Monday, August 26, 2013


Last Friday I posted a photo on my Facebook page challenging people to pause and look at their world with a childlike reverence. God must have been knocking on the door of my heart to slow the heck down...AGAIN! 

I fall into these ha-I-got-it-under-control moments when I fool myself into believing everything I'm doing is fine. I'm meditating, exercising, praying, reading the word, finding solitude, and using essential oils to reach my idyllic place. 

Then I'm told I'm a monster when I've got writing deadlines. I admit, I get freakish and stressed. Please tell me I'm not the only writer who turns into a beast while in the midst of writing? 

Last week Rylee's constant lament was "GRAMMA! Why do you always have to write?! You need to quit all of that RIGHT NOW!" 

It's my third month writing for the social justice team for The Good Men Project (you can find my latest article here) and I'll admit the added responsibility has disturbed the semi-chaotic flow of my life. But here's the thing, writing is all I've ever wanted to do since I learned how to read and write. 

Writing words, reading words, and constructing words into coherent sentences gives me an acute sense of existence (and purpose). I was a fool to believe the people closest to me would understand. 

When I write I put my entire being into it---blood, sweat, tears, angst, heart, soul, determination---E V E R Y T H I N G. It's impossible for me to bust out an article the way I do a blog post because there's extensive research and fact checking involved. But those closest to me act like I could just pull an article out of my a$$ and voila, written piece completed! I wish! 

Also, I've learned to be close-lipped about it to others because their attitude is "Hey, you agreed to this it's your fault you're busy and overwhelmed." Or, "Oh, so you got suckered into it." 

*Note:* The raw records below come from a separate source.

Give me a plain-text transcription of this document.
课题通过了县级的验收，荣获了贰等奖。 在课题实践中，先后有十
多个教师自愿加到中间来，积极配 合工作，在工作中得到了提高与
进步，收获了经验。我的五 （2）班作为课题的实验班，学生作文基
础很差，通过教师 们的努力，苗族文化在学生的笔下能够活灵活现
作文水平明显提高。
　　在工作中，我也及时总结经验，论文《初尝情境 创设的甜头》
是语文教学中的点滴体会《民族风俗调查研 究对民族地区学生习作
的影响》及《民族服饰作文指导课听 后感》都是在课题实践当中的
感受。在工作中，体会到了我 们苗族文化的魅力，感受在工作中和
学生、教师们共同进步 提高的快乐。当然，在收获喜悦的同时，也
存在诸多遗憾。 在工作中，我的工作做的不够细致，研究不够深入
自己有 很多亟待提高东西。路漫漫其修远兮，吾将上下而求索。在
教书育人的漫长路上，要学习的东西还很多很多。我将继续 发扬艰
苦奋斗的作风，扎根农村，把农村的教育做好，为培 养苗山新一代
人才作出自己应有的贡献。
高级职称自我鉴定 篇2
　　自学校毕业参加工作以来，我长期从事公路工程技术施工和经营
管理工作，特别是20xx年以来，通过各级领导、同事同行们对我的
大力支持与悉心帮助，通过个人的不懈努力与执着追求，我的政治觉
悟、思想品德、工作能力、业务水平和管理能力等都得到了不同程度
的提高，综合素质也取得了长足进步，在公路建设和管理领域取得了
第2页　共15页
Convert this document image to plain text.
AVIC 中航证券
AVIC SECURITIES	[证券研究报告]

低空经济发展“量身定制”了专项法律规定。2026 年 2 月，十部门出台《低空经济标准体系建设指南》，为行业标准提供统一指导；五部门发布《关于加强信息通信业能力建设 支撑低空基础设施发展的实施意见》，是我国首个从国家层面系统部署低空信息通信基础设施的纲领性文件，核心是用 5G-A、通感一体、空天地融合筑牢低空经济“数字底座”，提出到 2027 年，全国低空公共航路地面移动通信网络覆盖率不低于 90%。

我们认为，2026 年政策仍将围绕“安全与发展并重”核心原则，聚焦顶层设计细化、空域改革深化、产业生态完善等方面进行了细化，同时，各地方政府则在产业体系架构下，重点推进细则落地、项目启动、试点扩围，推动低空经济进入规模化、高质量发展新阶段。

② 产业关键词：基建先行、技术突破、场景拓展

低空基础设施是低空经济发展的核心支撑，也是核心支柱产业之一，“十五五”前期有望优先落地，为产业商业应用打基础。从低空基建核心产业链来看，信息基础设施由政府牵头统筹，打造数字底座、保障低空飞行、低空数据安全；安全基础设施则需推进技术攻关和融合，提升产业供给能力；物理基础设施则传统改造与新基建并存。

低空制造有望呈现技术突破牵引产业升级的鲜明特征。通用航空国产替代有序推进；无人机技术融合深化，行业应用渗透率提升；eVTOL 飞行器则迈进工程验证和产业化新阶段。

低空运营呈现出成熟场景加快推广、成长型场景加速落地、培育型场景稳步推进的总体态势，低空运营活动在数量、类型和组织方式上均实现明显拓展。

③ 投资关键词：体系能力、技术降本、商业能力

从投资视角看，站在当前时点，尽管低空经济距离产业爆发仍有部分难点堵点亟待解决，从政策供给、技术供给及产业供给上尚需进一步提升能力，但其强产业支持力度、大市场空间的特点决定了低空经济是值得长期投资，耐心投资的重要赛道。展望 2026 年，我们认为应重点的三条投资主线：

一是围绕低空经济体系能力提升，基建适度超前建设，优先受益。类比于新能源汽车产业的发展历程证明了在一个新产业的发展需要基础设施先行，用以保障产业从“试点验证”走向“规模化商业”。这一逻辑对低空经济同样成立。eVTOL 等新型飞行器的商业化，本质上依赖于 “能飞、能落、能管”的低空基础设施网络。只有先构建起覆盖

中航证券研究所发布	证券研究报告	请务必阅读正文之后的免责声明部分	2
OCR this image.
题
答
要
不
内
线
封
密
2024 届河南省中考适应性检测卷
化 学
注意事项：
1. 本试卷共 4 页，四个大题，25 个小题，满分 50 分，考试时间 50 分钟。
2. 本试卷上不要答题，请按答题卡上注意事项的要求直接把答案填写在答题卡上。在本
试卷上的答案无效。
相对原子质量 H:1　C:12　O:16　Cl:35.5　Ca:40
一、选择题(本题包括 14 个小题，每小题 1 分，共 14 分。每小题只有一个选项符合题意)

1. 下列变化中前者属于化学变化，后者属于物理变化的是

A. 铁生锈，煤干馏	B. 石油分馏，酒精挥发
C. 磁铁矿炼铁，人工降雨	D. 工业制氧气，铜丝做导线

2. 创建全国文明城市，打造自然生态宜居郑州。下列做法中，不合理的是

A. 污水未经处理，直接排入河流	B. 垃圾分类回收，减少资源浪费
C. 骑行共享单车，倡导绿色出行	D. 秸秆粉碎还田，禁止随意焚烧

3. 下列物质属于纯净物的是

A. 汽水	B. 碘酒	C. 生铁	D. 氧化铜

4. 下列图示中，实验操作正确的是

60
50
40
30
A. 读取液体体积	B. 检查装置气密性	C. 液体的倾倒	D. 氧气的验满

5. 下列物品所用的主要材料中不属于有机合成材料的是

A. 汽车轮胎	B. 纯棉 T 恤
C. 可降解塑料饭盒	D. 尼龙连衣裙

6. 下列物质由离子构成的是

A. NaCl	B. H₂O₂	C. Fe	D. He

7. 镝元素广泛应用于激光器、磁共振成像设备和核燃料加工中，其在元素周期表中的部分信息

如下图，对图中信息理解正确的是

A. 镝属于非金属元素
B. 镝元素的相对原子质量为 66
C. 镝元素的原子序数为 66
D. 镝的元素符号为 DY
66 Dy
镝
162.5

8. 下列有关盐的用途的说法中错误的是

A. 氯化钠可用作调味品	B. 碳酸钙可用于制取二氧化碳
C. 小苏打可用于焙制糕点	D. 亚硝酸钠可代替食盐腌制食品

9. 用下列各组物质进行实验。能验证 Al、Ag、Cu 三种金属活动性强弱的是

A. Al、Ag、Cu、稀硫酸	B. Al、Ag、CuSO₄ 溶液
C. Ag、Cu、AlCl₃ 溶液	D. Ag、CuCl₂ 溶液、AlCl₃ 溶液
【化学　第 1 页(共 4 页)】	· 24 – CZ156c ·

Of course I had to make adjustments to my life. To make room for my writing I stepped down from church ministry because I felt it was something I had to do. Now, I only book 2 photography sessions per month as opposed to cramming as many sessions as I can on the weekends. I've also been firm with my friends about not having the extra time for socializing because what little free time I have goes to my family. 

Which brings me to the slowing down part...

I catch myself in this pattern often and I need to press pause long enough to notice, really notice, what's in front of me. I miss so many details of my day because of it and THAT, my friends, is a tragedy. 

Call it serendipity or coincidence but today I noticed on my Twitter feed that Jeff Goins was having a Slow Down Challenge.  I scrolled down quickly hoping to ignore it but my heart beat faster. It was time to press the pause button.  

So here I am. 

For today's challenge I walked to the beach on my lunch break which I haven't done in over a year. Summer is almost over and I regularly run/walk during my lunch break but didn't venture farther to enjoy the beach for 10 minutes like I used to. 

I noticed the warm breeze on my face making my skin tingle as I walked down the hill . I noticed the yellow weed flowers growing in the middle of a heap of dirt causing the dingy sidewalk to burst with color. 

When I walked across the sand toward the jetty noticed people laying out trying to savor the last days of summer. (I used to ignore these people because I was in a hurry to get back to work.) While noticing how blue the sky was my eyes caught the lifeguard escaping the heat in the shadow of the lifeguard station. (Again, I never paid attention to the lifeguard station in my previous lunchtime jaunts to the beach.) 

Most of all I noticed the kids running along the jetty with their buckets and makeshift crab catchers made out of twine and plastic forks. (See photo above.) I even made eye contact with one of the kids and smiled at him whereas before I'd be so overprotective of my lunch hour I'd ignore them. 

Day 1 isn't over yet and I plan on noticing what others are overlooking.